Ausgehen und rumstehen von Robert Mießner
: Neujahr bei den russischen Impressionisten

An einem menschenleeren Berliner Morgen aufbrechen und eine Stunde darauf in Potsdam vor einem Pariser Festtagsgewimmel stehen: Wenn diese Erfahrung vom ersten Sonntag des Jahres einen Hinweis darauf abgibt, wie es mit ihm weitergehen kann, dann könnte es etwas werden mit uns und 2022. „Karnevalstag in Paris“ heißt Nicolas Tarkhoffs Gemälde, das am Anfang der Ausstellung „Impressionismus in Russland“ im Potsdamer Museum Barberini steht. Sie ist noch bis zum noch bis zum 9. Januar zu sehen.

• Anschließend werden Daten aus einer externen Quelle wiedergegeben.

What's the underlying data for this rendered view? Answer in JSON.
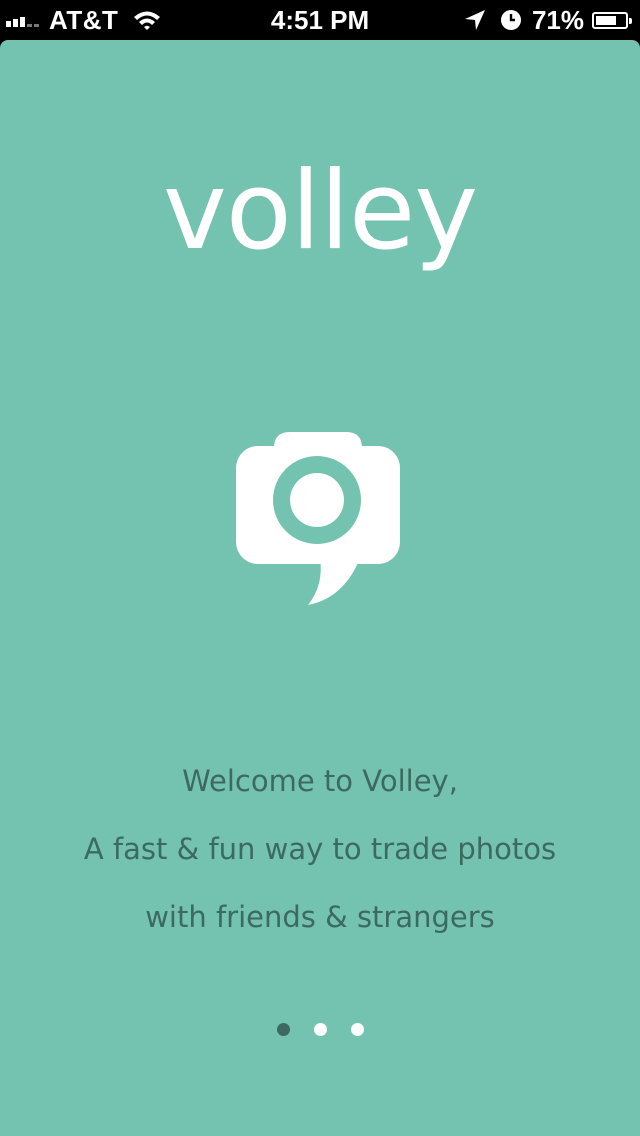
{
  "status_bar": {
    "carrier": "AT&T",
    "time": "4:51 PM",
    "battery_percent": "71%",
    "battery_level": 0.71,
    "icons": [
      "signal-bars-icon",
      "wifi-icon",
      "location-arrow-icon",
      "alarm-clock-icon",
      "battery-icon"
    ]
  },
  "app": {
    "title": "volley",
    "logo_icon": "camera-speech-bubble-icon",
    "background_color": "#74c3b0",
    "text_color": "#3d6a60"
  },
  "welcome": {
    "line1": "Welcome to Volley,",
    "line2": "A fast & fun way to trade photos",
    "line3": "with friends & strangers"
  },
  "pagination": {
    "total": 3,
    "current": 1
  }
}
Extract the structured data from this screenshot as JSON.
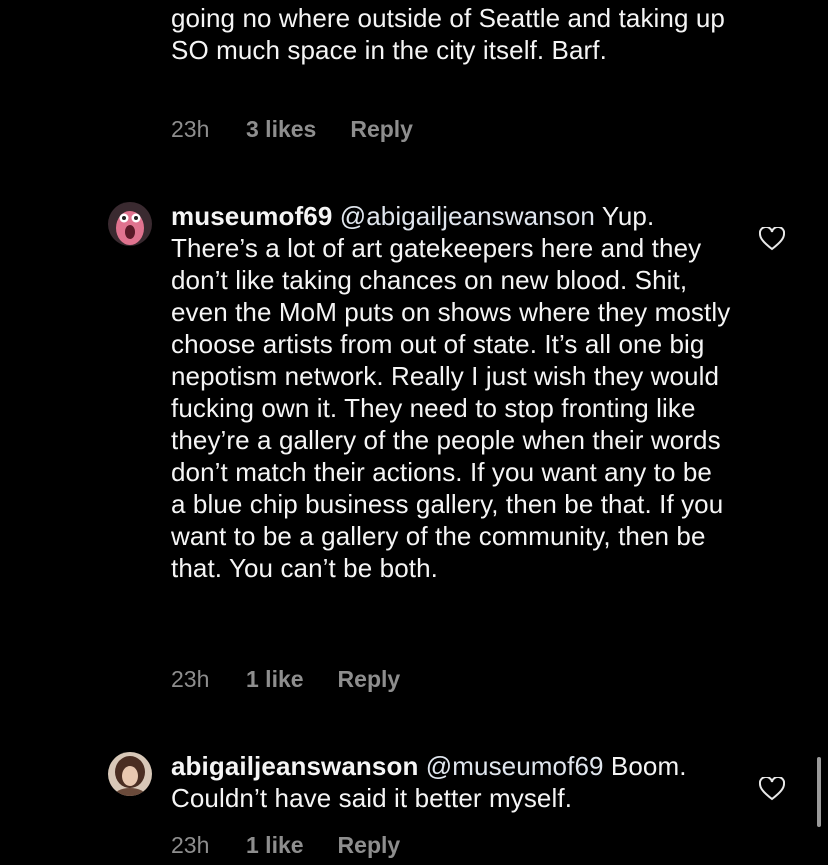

Tarkhoff zeigt auf seinem hochformatigen Bild, wie eine vielfarbige, vielköpfige Menge zu einer Straßenecke strömt und sich zu einem maskierten Umzug anschickt. Das hat nichts Bedrohliches an sich. Die Fenster, Balkone und Dachterrassen sind bevölkert. Blau ist der Himmel über Paris und taghell die Stadt; der Schatten eines Hauses, das selbst nicht auf dem Bild zu sehen ist, verstärkt diesen Eindruck noch. Im Ausstellungskatalog lokalisiert die Kunsthistorikerin Tatiana Yudenkova das Treiben noch genauer, Tarkhoffs Karneval findet auf dem Boulevard St. Denis statt.

Nicolas Tarkhoff war einer der russischen Künstler, die es im späten 19. Jahrhundert nach Paris zog und die dort, an die Grenzen ihrer akademischen Ausbildung gelangt, die moderne Metropole mit einer modernen Malerei erfassen sollten. Tarkhoffs Stadtansichten konnten übrigens auch weniger festlich erscheinen, seine „Straße im Pariser Vorort Saint-Martin“, 1901, ein Jahr nach dem Karnevalsumzug entstanden, fängt einen Regentag wie aus Blei ein.

Ein Jahrzehnt später malt Nikolai Feschin sein Mädchenporträt „Katjenka“: Ein nachdenkliches, in sich versunkenes Gesicht taucht aus einem schemenhaften Straßenzug auf oder aber verschwindet in ihm. Einer der Höhepunkte dieser über 80 Bilder umfassenden Ausstellung, in der zu den städtischen Szenen ländliche Motive und Jahreszeiten kommen. Da ist Igor Grabars „Weißer Winter. Saatkrähennester“, an sich eine Versammlung der Sujets, die man in einer Ausstellung zum russischen Impressionismus erwartet: eine Holzhütte, schier unter ihrer Schneelast zerbrechend, davor eine Birke. Aber die Nester aus dem Titel sitzen auf Ästen, die förmlich aus dem Bild zu steigen scheinen, so wintermüde sie auch wirken mögen.

Grabars „Weißer Winter“ ist gut vor dem letzten Ausstellungsraum platziert, „Transformationen des Impressionismus“. Die Bilder werden unheimlich dynamischer: In Georgi Jakulows Nachtpanorama „Bar“ meint man an einem Pfeiler eine Uhr zu entdecken. Ein kleines, aber nicht unwesentliches Detail: Bis dahin ist es einzig Sergei Winogradows Sommerstück „Im Haus“ gewesen, in dem ein Zeitmesser an der Wand hing. Auch die Stadt ist eine andere geworden: Michail Larionow zeigt in „Rayonistische Komposition ‚Stadt bei Nacht‘“ die Metropole als einen schwindelerregenden Sturz aus Licht und Farbe. Jahre zuvor hatte Larionow einen Fliederstrauch in grüner Vase vor meerblauem Hintergrund gemalt. Die Entgrenzung, die sich dort ankündigte, ist in seiner Stadtansicht weitergetrieben und trägt psychedelisch-rauschhafte Züge.

Nicht unähnlich dem „Wald“, den Larionows Lebenspartnerin Natalja Gontscharowa 1915 malt und der am Ende der Ausstellung steht. Fast schon ein Bühnenbild, denke ich, und tatsächlich gehen Larionow und Gontscharowa im selben Jahr nach Paris, wo sie für die von Sergei Djagilew geführten Ballets ­Russes arbeiten.